To the joyful, it carries laughter, haha.”

“How can a bowl make such sounds?”

“It is the sound of countless tiny particles of air, unseen by us, striking the walls of the bowl and circling within.”

“But the top is completely open. Isn’t it the same air as the air in the room?”

“No. Once walls are raised, another realm begins to form, almost like a castle, and it starts creating a different air of its own.”

“How did you discover that, Dad?”

“Well… while absentmindedly gazing into an empty bowl, I realized that emptiness is not truly empty.”
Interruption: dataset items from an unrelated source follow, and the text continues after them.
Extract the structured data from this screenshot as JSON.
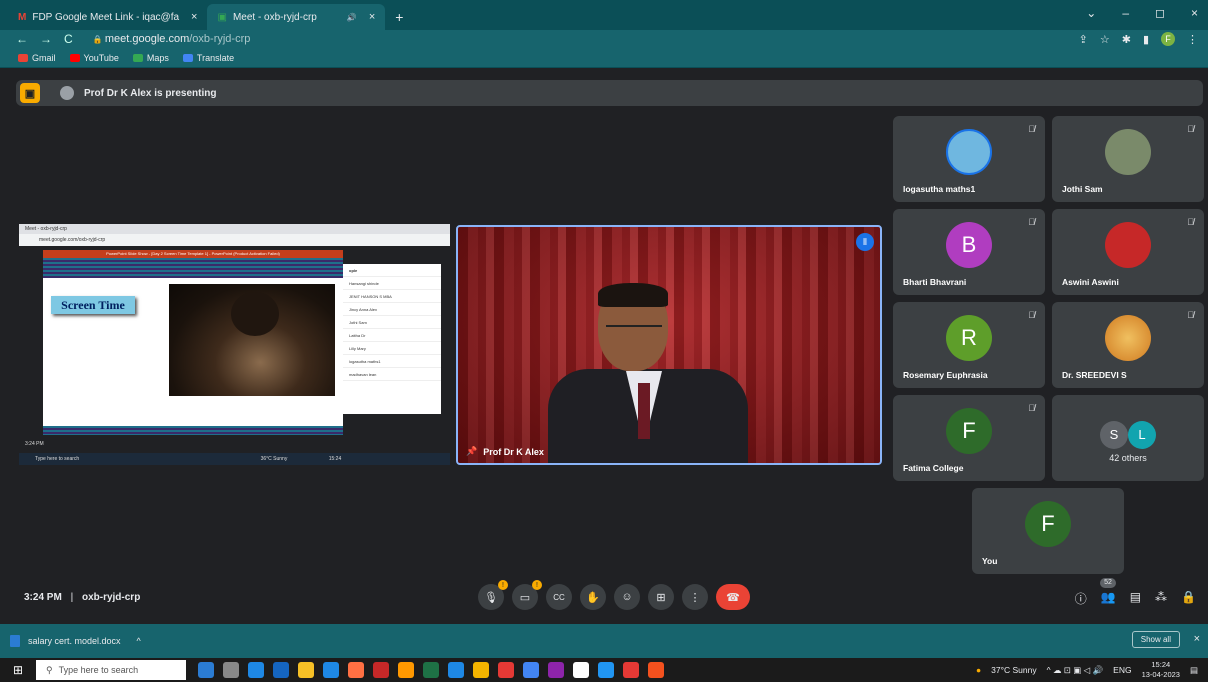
{
  "browser": {
    "tabs": [
      {
        "label": "FDP Google Meet Link - iqac@fa",
        "close": "×"
      },
      {
        "label": "Meet - oxb-ryjd-crp",
        "close": "×"
      }
    ],
    "new_tab": "+",
    "tab_extra_icons": "🔊",
    "window_controls": [
      "⌄",
      "–",
      "◻",
      "×"
    ],
    "nav": [
      "←",
      "→",
      "C"
    ],
    "url_host": "meet.google.com",
    "url_path": "/oxb-ryjd-crp",
    "profile_initial": "F",
    "bookmarks": [
      "Gmail",
      "YouTube",
      "Maps",
      "Translate"
    ]
  },
  "meet": {
    "presenting_banner": "Prof Dr K Alex is presenting",
    "shared_screen": {
      "chrome_tab": "Meet - oxb-ryjd-crp",
      "chrome_url": "meet.google.com/oxb-ryjd-crp",
      "ppt_title": "PowerPoint Slide Show - [Day 2 Screen Time Template 1] - PowerPoint (Product Activation Failed)",
      "slide_label": "Screen Time",
      "panel_title": "ople",
      "panel_names": [
        "Hansangi shinde",
        "JENIT HANSON S MBA",
        "Jincy Anna Alex",
        "Jothi Sam",
        "Lattha Dr",
        "Lilly Mary",
        "logasutha maths1",
        "madhavan lean"
      ],
      "mini_time": "3:24 PM",
      "mini_search": "Type here to search",
      "mini_weather": "36°C Sunny",
      "mini_clock": "15:24"
    },
    "main_video": {
      "name": "Prof Dr K Alex"
    },
    "participants": [
      {
        "name": "logasutha maths1",
        "initial": "",
        "color": "#6fb7e0",
        "muted": true
      },
      {
        "name": "Jothi Sam",
        "initial": "",
        "color": "#7a8a6a",
        "muted": true
      },
      {
        "name": "Bharti Bhavrani",
        "initial": "B",
        "color": "#b03dc0",
        "muted": true
      },
      {
        "name": "Aswini Aswini",
        "initial": "",
        "color": "#c62828",
        "muted": true
      },
      {
        "name": "Rosemary Euphrasia",
        "initial": "R",
        "color": "#5e9e2a",
        "muted": true
      },
      {
        "name": "Dr. SREEDEVI S",
        "initial": "",
        "color": "#e0a13a",
        "muted": true
      },
      {
        "name": "Fatima College",
        "initial": "F",
        "color": "#2e6b2a",
        "muted": true
      }
    ],
    "others": {
      "label": "42 others",
      "initials": [
        "S",
        "L"
      ],
      "colors": [
        "#5f6368",
        "#12a4af"
      ]
    },
    "you": {
      "name": "You",
      "initial": "F",
      "color": "#2e6b2a"
    },
    "time": "3:24 PM",
    "separator": "|",
    "meeting_code": "oxb-ryjd-crp",
    "people_count": "52",
    "controls": {
      "mic": "🎙",
      "cam": "▭",
      "cc": "CC",
      "hand": "✋",
      "emoji": "☺",
      "present": "⊞",
      "more": "⋮",
      "end": "☎"
    }
  },
  "downloads": {
    "file": "salary cert. model.docx",
    "chevron": "^",
    "show_all": "Show all",
    "close": "×"
  },
  "taskbar": {
    "search_placeholder": "Type here to search",
    "weather": "37°C Sunny",
    "lang": "ENG",
    "time": "15:24",
    "date": "13-04-2023",
    "app_colors": [
      "#2b7cd3",
      "#888",
      "#1e88e5",
      "#1565c0",
      "#f6c026",
      "#1e88e5",
      "#ff7043",
      "#c62828",
      "#ff9800",
      "#1e7145",
      "#1e88e5",
      "#f4b400",
      "#e53935",
      "#4285f4",
      "#8e24aa",
      "#ffffff",
      "#2196f3",
      "#e53935",
      "#f4511e"
    ]
  }
}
“Then do all bowls make the same sound?”

“No. When you place a seashell to your ear, you hear a sound different from this bowl, don’t you?”

“Then bowls are science.”

“Yes… but one more thing must be added:
not merely science, but the heart that shapes and governs science.”

“Does a bowl contain a heart too?”

“Especially an empty bowl.”

“If what you say is true, then there are no empty bowls in this world.”

“Of course not.
At the very least, you will always find a heart within them.”

 

The empty bowl is complete, and already beautiful.